Here’s how you do kernel fusion. You discover in your code you have this:
__global__ void k1(int *d, int *r, int N){
int idx = threadIdx.x+blockDim.x*blockIdx.x;
if (idx < N) r[idx] = d[idx]*2;
}
__global__ void k2(int *d, int *r, int N){
int idx = threadIdx.x+blockDim.x*blockIdx.x;
if (idx < N) r[idx] = d[idx]+2;
}
int main(){
...
k1<<<grid, block>>>(d1, r1, N);
k2<<<grid, block>>>(r1, r1, N);
...
}
And so what you do as a programmer is rewrite it like this:
__global__ void k12(int *d, int *r, int N){
int idx = threadIdx.x+blockDim.x*blockIdx.x;
if (idx < N) r[idx] = d[idx]*2+2;
}
int main(){
...
k12<<<grid, block>>>(d1, r1, N);
...
}
And you save one store operation and one load operation (per element).
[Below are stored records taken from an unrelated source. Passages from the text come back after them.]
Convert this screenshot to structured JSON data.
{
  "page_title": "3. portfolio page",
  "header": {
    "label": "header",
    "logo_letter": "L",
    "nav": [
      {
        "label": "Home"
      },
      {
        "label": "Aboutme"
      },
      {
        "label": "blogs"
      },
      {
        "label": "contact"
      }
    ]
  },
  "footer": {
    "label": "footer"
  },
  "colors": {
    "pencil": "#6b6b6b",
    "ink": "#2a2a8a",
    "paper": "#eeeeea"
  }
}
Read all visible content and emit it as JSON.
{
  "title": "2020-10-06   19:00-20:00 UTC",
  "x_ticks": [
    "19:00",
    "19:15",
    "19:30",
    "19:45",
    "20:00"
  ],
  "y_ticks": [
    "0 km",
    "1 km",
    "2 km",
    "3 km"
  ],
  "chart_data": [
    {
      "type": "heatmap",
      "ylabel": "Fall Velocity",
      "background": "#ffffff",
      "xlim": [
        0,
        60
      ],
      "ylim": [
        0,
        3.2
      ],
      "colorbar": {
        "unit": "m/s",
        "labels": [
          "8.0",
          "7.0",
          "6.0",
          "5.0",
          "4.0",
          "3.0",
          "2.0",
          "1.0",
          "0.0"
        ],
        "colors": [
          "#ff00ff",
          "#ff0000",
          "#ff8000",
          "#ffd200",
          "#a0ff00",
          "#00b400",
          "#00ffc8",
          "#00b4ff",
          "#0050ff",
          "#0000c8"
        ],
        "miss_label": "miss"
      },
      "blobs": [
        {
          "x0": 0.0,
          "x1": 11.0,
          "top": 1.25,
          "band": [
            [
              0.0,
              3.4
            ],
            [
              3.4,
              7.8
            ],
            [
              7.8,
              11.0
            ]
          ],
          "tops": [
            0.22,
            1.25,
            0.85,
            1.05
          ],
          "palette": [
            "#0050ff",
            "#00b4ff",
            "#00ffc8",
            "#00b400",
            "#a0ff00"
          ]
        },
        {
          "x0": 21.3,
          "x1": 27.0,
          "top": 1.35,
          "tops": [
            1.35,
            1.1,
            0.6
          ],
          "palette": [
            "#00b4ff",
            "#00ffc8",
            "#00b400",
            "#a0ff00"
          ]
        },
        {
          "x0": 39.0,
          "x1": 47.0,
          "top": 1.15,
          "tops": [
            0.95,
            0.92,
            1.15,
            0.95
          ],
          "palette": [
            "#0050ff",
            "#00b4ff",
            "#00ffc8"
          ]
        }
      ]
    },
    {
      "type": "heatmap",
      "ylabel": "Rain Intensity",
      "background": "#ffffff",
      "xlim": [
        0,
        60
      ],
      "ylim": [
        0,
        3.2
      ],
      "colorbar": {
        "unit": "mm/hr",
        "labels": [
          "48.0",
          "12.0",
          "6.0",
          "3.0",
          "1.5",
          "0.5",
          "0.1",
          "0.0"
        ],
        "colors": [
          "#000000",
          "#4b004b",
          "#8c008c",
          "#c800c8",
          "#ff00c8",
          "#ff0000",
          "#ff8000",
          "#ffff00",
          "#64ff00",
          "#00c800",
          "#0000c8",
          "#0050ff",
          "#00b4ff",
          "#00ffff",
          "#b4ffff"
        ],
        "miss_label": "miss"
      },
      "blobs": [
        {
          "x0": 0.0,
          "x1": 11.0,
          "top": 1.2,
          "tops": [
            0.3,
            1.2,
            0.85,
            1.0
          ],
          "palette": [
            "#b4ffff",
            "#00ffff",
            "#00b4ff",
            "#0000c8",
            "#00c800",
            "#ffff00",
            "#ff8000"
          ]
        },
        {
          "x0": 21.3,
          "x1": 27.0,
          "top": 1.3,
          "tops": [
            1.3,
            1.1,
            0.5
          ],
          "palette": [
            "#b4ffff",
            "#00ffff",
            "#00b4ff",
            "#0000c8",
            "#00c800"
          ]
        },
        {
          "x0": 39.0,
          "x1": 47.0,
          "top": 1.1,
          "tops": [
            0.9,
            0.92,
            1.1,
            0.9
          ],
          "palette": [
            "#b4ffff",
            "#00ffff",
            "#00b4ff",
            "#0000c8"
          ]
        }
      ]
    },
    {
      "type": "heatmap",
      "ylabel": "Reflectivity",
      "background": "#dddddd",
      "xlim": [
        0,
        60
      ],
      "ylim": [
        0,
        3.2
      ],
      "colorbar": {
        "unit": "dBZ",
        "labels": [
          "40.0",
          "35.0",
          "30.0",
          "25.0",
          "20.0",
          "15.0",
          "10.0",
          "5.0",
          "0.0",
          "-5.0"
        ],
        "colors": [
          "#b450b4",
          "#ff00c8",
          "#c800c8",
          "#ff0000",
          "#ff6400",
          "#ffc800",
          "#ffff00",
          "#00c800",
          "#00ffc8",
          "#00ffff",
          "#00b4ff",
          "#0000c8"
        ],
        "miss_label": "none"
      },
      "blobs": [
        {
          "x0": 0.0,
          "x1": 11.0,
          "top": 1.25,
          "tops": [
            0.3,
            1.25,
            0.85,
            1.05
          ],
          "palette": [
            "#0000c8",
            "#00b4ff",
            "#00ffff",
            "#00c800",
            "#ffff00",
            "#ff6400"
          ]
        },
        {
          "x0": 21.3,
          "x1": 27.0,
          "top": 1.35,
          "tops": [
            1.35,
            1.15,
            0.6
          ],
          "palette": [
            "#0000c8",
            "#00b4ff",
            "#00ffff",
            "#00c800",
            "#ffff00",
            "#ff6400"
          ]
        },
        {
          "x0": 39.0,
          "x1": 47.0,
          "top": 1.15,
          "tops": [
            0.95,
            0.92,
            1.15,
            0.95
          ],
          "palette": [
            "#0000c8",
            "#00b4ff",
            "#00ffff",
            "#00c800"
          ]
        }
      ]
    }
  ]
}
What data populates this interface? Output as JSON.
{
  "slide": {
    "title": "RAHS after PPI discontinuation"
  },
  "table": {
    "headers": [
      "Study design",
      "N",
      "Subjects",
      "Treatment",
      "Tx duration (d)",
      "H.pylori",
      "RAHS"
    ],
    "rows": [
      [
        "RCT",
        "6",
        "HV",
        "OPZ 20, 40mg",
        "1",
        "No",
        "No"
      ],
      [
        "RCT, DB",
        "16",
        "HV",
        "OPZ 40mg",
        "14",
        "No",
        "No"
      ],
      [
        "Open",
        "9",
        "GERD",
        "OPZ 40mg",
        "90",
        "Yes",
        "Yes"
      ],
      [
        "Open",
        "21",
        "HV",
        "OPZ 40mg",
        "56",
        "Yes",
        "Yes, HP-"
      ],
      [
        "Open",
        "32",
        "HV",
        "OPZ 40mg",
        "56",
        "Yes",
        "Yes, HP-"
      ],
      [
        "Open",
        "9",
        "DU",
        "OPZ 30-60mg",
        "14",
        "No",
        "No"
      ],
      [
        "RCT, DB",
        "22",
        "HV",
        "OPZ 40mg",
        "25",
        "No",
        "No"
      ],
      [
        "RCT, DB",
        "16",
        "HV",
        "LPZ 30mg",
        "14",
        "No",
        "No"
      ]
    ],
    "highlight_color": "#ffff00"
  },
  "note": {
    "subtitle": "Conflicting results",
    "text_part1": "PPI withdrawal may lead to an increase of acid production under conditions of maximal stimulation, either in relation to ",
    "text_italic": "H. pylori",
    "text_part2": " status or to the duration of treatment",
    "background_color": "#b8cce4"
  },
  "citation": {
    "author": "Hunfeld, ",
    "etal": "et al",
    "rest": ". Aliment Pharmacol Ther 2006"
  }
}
You do that by refactoring the code. The compiler doesn’t do it “for you”, doesn’t “help” and there is no way to coax this kind of transformation out of the nvcc compiler toolchain, currently. You do it. And it doesn’t require any programmer’s knowledge or control of register level behavior of the C++ compiler.